良いのだ。全然構わなかった。ライナスにはライナスの想いがあるだろう。そして彼が兄を慕うのには定評があった。加えて彼らの未来は残酷だ。そうした記憶を持つなら連帯感は強いはずで、初めて会う自分の口から気安く兄の名前を出されたら面白くないのだろう。当のロイドが居るなら話は別かもしれないが――あいにくと彼はメンバーから外れている。
「さん。どこか痛いところはありますか?」
「大丈夫。痺れてるだけみたいだから。ありがとう」
同伴の回復役を担うサクラが心配そうに声をかける。

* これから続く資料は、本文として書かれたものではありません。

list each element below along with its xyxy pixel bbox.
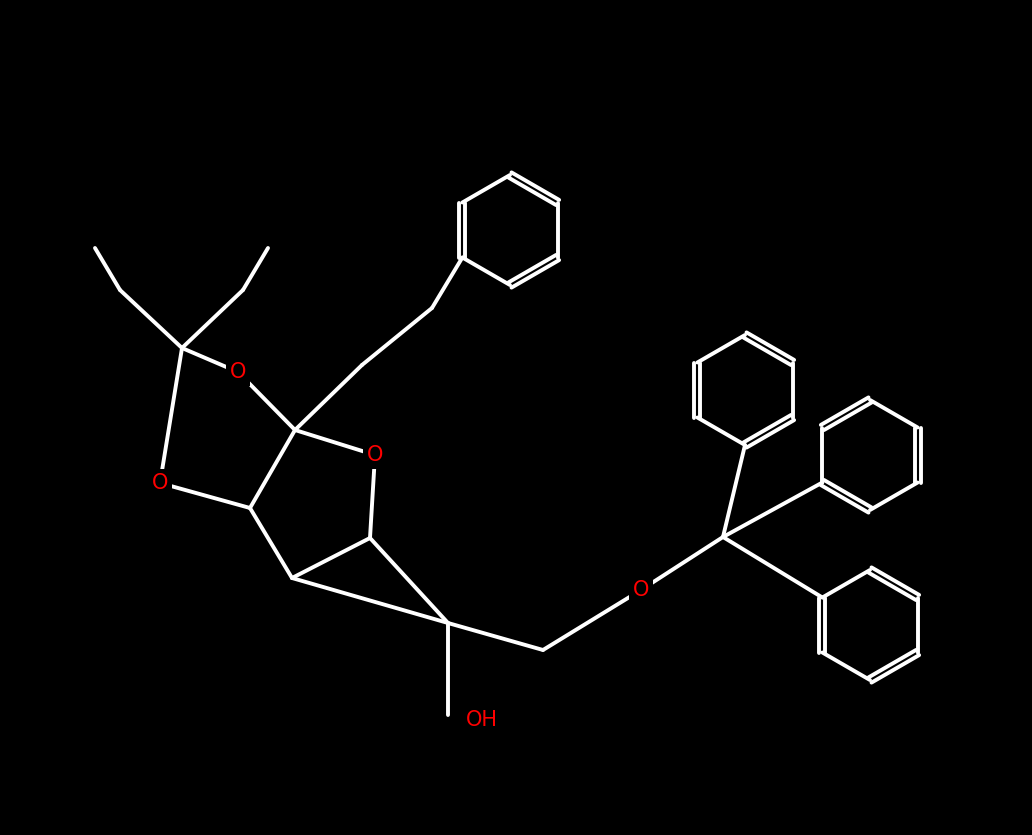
Text: O: O: [152, 473, 168, 493]
Text: O: O: [366, 445, 383, 465]
Text: O: O: [633, 580, 649, 600]
Text: OH: OH: [466, 710, 498, 730]
Text: O: O: [230, 362, 247, 382]
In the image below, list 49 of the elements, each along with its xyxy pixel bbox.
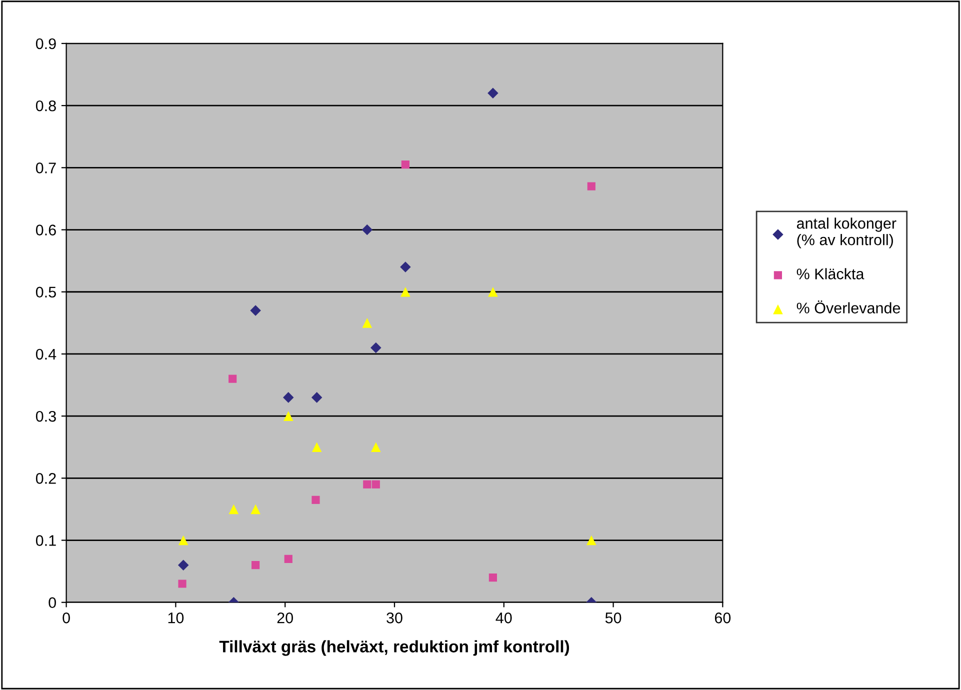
- point: [250, 504, 260, 514]
- point: [283, 411, 294, 421]
- point: [400, 262, 411, 272]
- legend-label: % Kläckta: [796, 268, 864, 280]
- x-tick-label: 10: [168, 612, 184, 624]
- point: [488, 286, 498, 297]
- point: [372, 480, 380, 488]
- y-tick-label: 0.4: [36, 348, 56, 360]
- point: [586, 535, 596, 546]
- y-tick-label: 0.8: [36, 100, 56, 112]
- legend-label: antal kokonger (% av kontroll): [796, 218, 896, 248]
- point: [488, 88, 498, 99]
- y-tick-label: 0.2: [36, 473, 56, 484]
- x-tick-label: 50: [605, 612, 622, 624]
- y-tick-label: 0: [48, 597, 56, 608]
- point: [252, 561, 260, 570]
- point: [587, 182, 596, 190]
- point: [370, 442, 381, 452]
- y-tick-label: 0.5: [36, 286, 56, 298]
- y-tick-label: 0.7: [36, 162, 56, 174]
- y-tick-label: 0.3: [36, 410, 56, 422]
- point: [370, 342, 382, 354]
- y-tick-label: 0.1: [36, 535, 56, 546]
- point: [228, 504, 239, 514]
- point: [178, 580, 186, 588]
- point: [178, 560, 189, 570]
- point: [284, 554, 292, 563]
- point: [362, 318, 372, 328]
- point: [362, 224, 373, 236]
- point: [250, 305, 261, 316]
- point: [400, 286, 410, 297]
- y-tick-label: 0.6: [36, 224, 56, 236]
- x-tick-label: 0: [62, 612, 70, 624]
- x-tick-label: 30: [386, 612, 402, 624]
- x-tick-label: 20: [277, 612, 293, 624]
- point: [312, 442, 322, 452]
- y-tick-label: 0.9: [36, 38, 56, 50]
- x-tick-label: 40: [496, 612, 512, 624]
- point: [178, 535, 188, 546]
- x-tick-label: 60: [714, 612, 731, 624]
- point: [401, 160, 410, 169]
- point: [228, 374, 237, 383]
- x-axis-title: Tillväxt gräs (helväxt, reduktion jmf kontroll): [219, 640, 570, 656]
- point: [311, 392, 322, 403]
- point: [312, 496, 320, 504]
- point: [283, 392, 294, 403]
- legend-label: % Överlevande: [796, 300, 900, 314]
- point: [488, 573, 497, 582]
- point: [363, 480, 372, 488]
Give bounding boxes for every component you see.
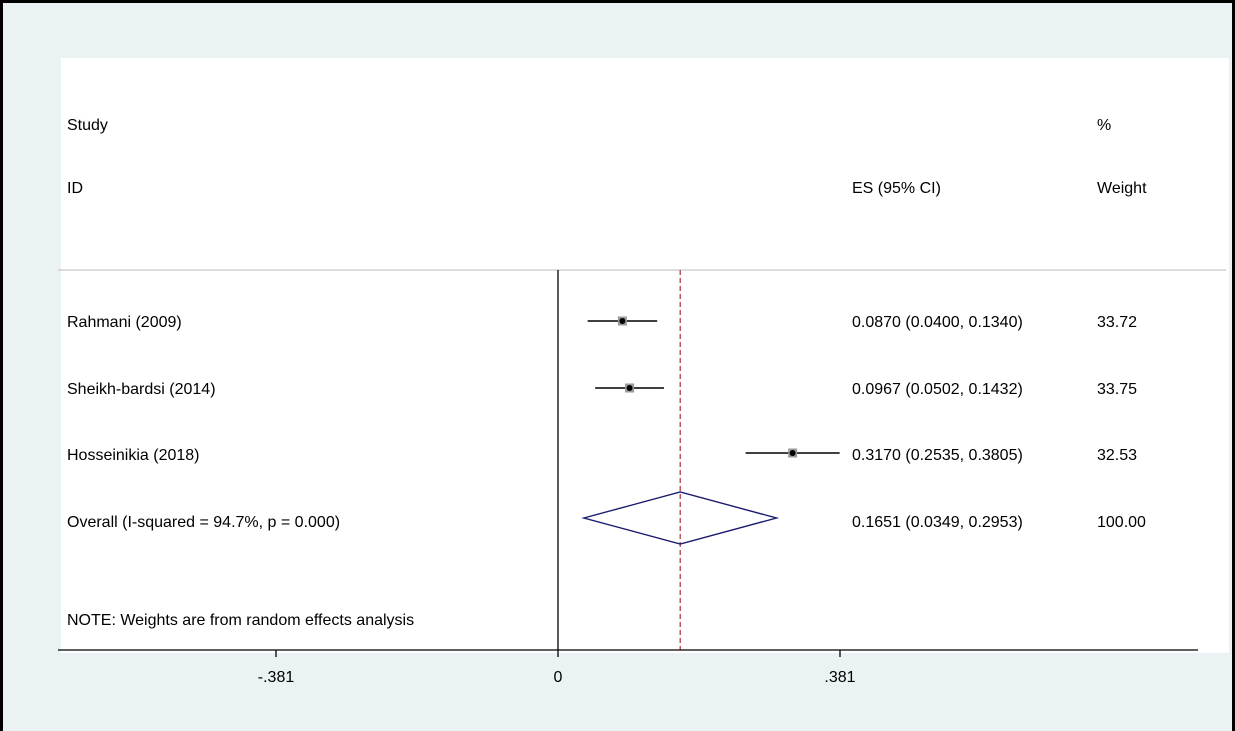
es-ci-label: 0.3170 (0.2535, 0.3805) [852, 447, 1023, 464]
overall-weight-value: 100.00 [1097, 514, 1146, 531]
overall-row: Overall (I-squared = 94.7%, p = 0.000) 0… [67, 491, 1146, 545]
x-tick-label: 0 [554, 669, 563, 686]
point-estimate [619, 318, 626, 324]
id-header: ID [67, 180, 83, 197]
study-name: Sheikh-bardsi (2014) [67, 381, 216, 398]
weight-value: 33.72 [1097, 314, 1137, 331]
weight-value: 33.75 [1097, 381, 1137, 398]
x-tick-label: -.381 [258, 669, 295, 686]
es-header: ES (95% CI) [852, 180, 941, 197]
study-row: Rahmani (2009) 0.0870 (0.0400, 0.1340) 3… [67, 314, 1137, 331]
percent-header: % [1097, 117, 1111, 134]
x-tick-label: .381 [824, 669, 855, 686]
weight-value: 32.53 [1097, 447, 1137, 464]
plot-area [61, 58, 1229, 653]
es-ci-label: 0.0967 (0.0502, 0.1432) [852, 381, 1023, 398]
study-name: Rahmani (2009) [67, 314, 182, 331]
overall-label: Overall (I-squared = 94.7%, p = 0.000) [67, 514, 340, 531]
note-text: NOTE: Weights are from random effects an… [67, 612, 414, 629]
overall-diamond [581, 491, 780, 545]
es-ci-label: 0.0870 (0.0400, 0.1340) [852, 314, 1023, 331]
weight-header: Weight [1097, 180, 1147, 197]
point-estimate [626, 385, 633, 391]
study-row: Sheikh-bardsi (2014) 0.0967 (0.0502, 0.1… [67, 381, 1137, 398]
x-axis-ticks: -.381 0 .381 [258, 650, 856, 686]
study-name: Hosseinikia (2018) [67, 447, 200, 464]
point-estimate [789, 450, 796, 456]
study-row: Hosseinikia (2018) 0.3170 (0.2535, 0.380… [67, 447, 1137, 464]
study-header: Study [67, 117, 108, 134]
overall-es-ci-label: 0.1651 (0.0349, 0.2953) [852, 514, 1023, 531]
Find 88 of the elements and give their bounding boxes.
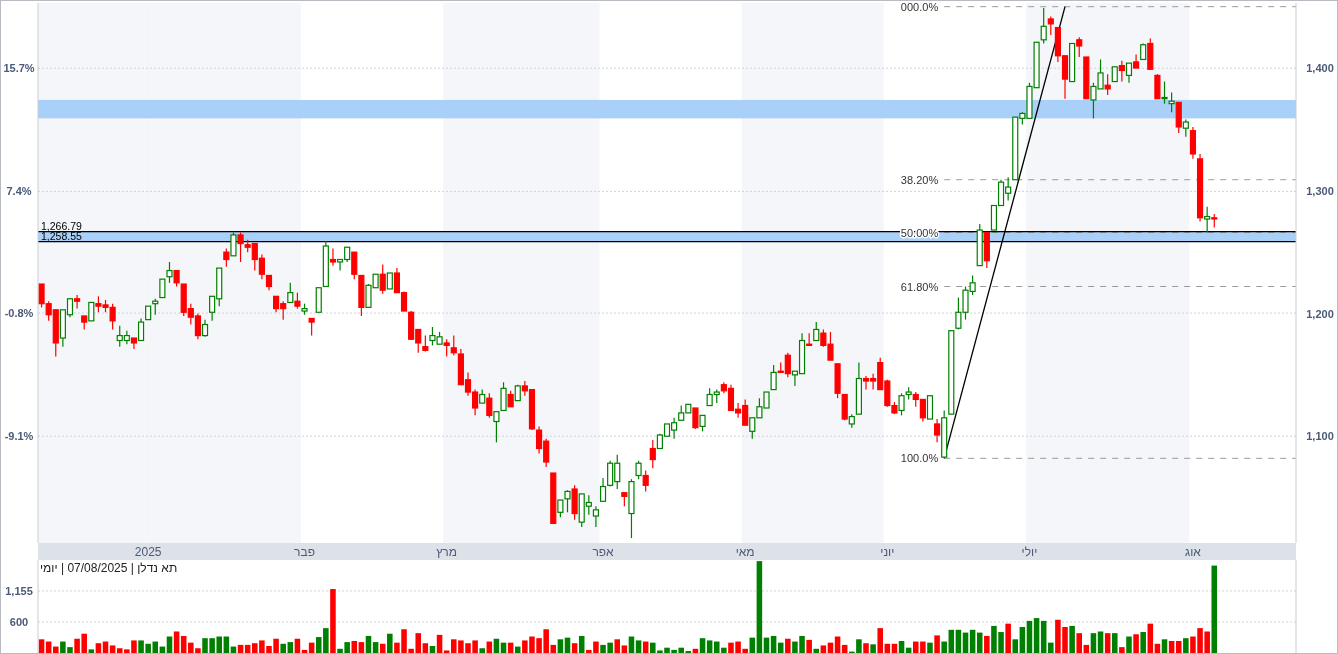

痺れていた利き腕はだいぶ感覚を取り戻していて、治癒魔法の世話になるほどではない。言えば、彼女は嬉しそうに小さく笑んでぺこりと頭を下げ、ほかの治療が必要な仲間たちのところへ向かっていく。手伝えることはと言おうとして、結局彼女の治癒魔法でそれこそ包帯が要らないレベルまで治るのだから気負わせないように声を掛けないでいるに限る。
「おい」
サクラが治療をするのを遠目に観察しているところを声を掛けられた。振り向かなくとも分かる。
「なに?」
「俺の一撃を受けたよな。大丈夫か?」
「うん」
ライナスの少し気まずそうなそれは懐かしくも昔、手合わせしていた過去を彷彿させる。彼にはそんな過去はないというのに、彼の一挙一動が、埋めていた過去を掘り返す。耐えられないかもしれないと思っていたのに、いざそうなってみれば何てことはない。挙動を怪しくすることも、涙が突然流れることもない。至って普通に接することが出来ている。
袖をまくり、ひどい怪我などしていないと示せば、漸く彼は納得した。
「お前、兄貴のこと知ってんだろ?」
そして唐突な問いには笑った。何処の次元の彼も世界は兄で形成されているらしい。
「おい、笑ってんじゃねぇぞ」
「ごめん。ライナスだなぁと思って」
「俺のこと知ってんのか?……兄貴か?」
「ロイドさんからも聞いてる。あとはまぁ追々とそのうち」
「……意味分かんねぇ」
初見の自分のことよりも、ロイドのことが聞きたくて仕方がないらしい。自分のことなど眼中にはなくて、会えないならば情報を得ようとする彼の兄への愛情深いことか。ただ一つを除いて自分の知る彼と相違ないことは確かに嬉しくある。けれども――
「まぁ良い。で、名前は?聞くの忘れてたわ」
当たり前のやり取りのそれがうら寂しさを誘った。